Many traditional winter favourites remain off-limits to travellers, such as Florida, arguably less safe than Somalia at present, both less hazardous than Rio. And travellers must get used to obtaining negative PCR coronavirus tests before travelling. As with Dubai – which is not on the corridor list despite having a lower case-rate than French Polynesia, which remains on it.
Casting around the globe for winter sun, Thailand’s beach resorts are hugely popular with Britons yet currently closed for non-essential journeys. Rumours, however, fuelled by their ministry of tourism last week suggest a phased reopening labelled ‘Safe and Sealed’ to be trialled in Phuket as early as October, although it’s not known if Britons will be permitted among the first arrivals.
Likewise, Sri Lanka’s heavenly tropical beaches are popular for family winter breaks, and it has no FCO advisory, yet, despite a low case-rate of 0.3/100,000, it has not been granted a travel corridor. Holidaymakers currently require 14-days quarantine both upon arrival there and after returning home.
The dreamy atolls of the Maldives are open albeit with another unnuanced FCO advisory. They have a high case-rate (179.1/100,000) yet centred around the capital, Male, and not the islands, which have been declared free of Covid-19 before opening.
But when you go on holiday to the Maldives you don’t spend any time in Male, you go straight from the airport to either a hotel speedboat or a private lounge at the seaplane terminal. As one-hotel-one-island destinations, each resort is able to take hygiene protocols into their own hands.” Around 146 of its 156 island resorts will be open by late October.
Meanwhile, there are largely dark clouds on the horizon if you’re thinking of a sunshine vacation in the Americas or Africa.
Latin America’s best bet might be Costa Rica, nature’s renowned eco-paradise. They opened to British visitors on August 1 with arrivals not required to quarantine – just provide a negative coronavirus test taken 48 hours before travelling instead. Its national parks and hotels are restricted to operate at 50 per cent to allow social distancing. Costa Rica is not a travel corridor, yet without mass-market American tourism there might never be a more uncrowded time to see the country.

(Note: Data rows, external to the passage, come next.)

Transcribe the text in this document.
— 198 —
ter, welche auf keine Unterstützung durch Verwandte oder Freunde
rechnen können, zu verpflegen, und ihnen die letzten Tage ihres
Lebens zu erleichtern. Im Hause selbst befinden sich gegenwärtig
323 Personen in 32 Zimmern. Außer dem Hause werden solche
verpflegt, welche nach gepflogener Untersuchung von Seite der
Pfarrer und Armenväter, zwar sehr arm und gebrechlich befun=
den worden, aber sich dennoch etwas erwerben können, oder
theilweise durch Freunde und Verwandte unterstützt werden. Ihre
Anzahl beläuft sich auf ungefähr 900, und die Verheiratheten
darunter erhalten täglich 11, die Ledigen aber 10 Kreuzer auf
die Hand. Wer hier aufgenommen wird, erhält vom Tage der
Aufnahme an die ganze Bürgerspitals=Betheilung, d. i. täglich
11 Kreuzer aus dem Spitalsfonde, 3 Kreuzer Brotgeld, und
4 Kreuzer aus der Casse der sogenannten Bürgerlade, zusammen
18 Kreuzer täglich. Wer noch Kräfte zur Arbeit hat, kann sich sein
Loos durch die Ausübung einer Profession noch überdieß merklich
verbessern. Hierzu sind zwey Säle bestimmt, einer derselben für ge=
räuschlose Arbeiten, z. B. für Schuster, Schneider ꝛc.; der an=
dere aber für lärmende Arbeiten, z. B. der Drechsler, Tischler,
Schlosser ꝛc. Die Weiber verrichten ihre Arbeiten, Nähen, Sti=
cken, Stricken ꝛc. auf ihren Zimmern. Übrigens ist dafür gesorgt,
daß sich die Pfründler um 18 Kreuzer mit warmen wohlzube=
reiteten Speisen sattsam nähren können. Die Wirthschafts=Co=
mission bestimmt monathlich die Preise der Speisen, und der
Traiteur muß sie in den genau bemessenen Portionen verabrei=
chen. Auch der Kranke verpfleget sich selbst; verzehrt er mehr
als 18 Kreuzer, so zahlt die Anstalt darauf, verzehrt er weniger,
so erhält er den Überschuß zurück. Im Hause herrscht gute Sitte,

British Airways resumes flights from October 27.
In Africa, winter sunshine breaks in the Cape are in the balance as South Africa remains closed, despite rumours this may change soon. Likewise, firm winter sun favourite, The Gambia, currently insists upon a 14-day curfew upon arrival – not too far removed from what most sunseekers do anyway, lounging on sunbeds at all-inclusive resorts.
Egypt is a similar source of bafflement to the travel sector. Its case-rate is a minimal 0.9, yet no corridor is in place. Not even to the Red Sea resorts of Sharm-el-Sheikh and Hurghada. EasyJet will commence flights to Hurghada from September 2nd.
If this round-up has driven you to reach for the Prozac, hold on, as a beacon of light this winter may be the Caribbean.
Ten Caribbean islands have travel corridors and retain low case-rates, and the islands have all developed individual strategies to win back customer confidence – most require travellers to bring a negative test result taken 72 hours before travel.